Decay in the belief in self is driven not by technology, but by the culture of technologists, especially the recent designs of antihuman software like Facebook, which almost everyone is suddenly living their lives through. Such designs suggest that information is a free-standing substance, independent of human experience or perspective. As a result, the role of each human shifts from being a “special” entity to being a component of an emerging global computer.

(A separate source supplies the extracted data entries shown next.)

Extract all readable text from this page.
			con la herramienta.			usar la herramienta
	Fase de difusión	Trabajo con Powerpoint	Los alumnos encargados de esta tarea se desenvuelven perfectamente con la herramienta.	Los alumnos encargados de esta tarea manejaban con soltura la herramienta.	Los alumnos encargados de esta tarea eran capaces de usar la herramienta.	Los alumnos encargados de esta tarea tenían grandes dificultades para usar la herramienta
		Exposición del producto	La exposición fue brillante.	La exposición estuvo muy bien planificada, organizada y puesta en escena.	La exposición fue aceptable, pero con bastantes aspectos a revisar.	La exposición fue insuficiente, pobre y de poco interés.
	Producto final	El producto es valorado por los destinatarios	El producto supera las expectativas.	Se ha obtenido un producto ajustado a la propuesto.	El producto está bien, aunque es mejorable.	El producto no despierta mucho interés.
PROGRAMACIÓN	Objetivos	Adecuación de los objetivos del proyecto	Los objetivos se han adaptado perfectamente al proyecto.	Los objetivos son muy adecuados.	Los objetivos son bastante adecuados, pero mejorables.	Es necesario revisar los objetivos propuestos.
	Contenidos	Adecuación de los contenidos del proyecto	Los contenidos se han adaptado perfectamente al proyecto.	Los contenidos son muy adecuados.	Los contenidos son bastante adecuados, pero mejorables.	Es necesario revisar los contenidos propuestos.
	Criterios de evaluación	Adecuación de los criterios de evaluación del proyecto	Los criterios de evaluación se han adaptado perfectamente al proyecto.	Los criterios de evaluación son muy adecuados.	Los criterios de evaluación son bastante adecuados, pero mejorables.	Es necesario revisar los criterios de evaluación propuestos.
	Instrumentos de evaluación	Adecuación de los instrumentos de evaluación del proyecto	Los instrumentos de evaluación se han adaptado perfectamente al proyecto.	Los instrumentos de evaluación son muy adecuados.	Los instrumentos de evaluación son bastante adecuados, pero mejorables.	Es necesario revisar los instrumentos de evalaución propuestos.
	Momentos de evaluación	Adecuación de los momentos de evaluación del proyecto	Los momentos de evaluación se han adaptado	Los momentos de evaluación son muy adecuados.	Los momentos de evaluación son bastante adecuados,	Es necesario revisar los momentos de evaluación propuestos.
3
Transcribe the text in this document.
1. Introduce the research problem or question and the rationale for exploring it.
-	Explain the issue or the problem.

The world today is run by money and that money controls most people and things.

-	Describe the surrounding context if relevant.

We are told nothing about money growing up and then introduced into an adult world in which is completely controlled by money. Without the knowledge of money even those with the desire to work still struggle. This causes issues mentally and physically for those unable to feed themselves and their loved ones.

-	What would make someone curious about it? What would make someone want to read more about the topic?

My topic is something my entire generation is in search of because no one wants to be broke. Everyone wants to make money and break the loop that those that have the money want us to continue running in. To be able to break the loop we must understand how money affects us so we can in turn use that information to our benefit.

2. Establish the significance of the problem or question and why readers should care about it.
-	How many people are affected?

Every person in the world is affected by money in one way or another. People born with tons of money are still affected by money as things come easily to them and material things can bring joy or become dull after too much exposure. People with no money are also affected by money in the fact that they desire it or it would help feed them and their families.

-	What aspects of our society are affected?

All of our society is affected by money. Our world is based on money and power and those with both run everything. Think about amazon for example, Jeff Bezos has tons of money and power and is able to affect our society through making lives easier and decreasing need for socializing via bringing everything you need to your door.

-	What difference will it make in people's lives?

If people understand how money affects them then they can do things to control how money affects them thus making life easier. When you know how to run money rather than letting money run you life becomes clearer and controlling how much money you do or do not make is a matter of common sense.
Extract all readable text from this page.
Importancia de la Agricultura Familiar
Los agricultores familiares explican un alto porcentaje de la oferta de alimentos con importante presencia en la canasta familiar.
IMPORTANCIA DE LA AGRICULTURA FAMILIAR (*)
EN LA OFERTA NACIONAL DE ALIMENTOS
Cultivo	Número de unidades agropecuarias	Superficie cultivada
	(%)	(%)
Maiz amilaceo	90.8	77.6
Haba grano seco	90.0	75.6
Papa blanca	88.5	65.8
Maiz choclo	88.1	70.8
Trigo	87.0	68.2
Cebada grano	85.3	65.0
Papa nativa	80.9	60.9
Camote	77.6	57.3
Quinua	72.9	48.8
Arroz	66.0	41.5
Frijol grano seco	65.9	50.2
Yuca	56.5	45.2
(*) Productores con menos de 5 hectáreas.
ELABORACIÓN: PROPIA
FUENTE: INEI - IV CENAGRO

This shift has palpable consequences. For one thing, power accrues to the proprietors of the central nodes on the global computer. There are various types of central nodes, including the servers of Silicon Valley companies devoted to searching or social-networking, computers that empower impenetrable high finance (like hedge funds and high-frequency trading), and state-security computers. Those who are not themselves close to a central node find their own cognition gradually turning into a commodity. Someone who used to be able to sell commercial illustrations now must give them away, for instance, so that a third party can make money from advertising. Students turn to Wikipedia, and often don’t notice that the acceptance of a single, collective version of reality has the effect of eroding their personhood.”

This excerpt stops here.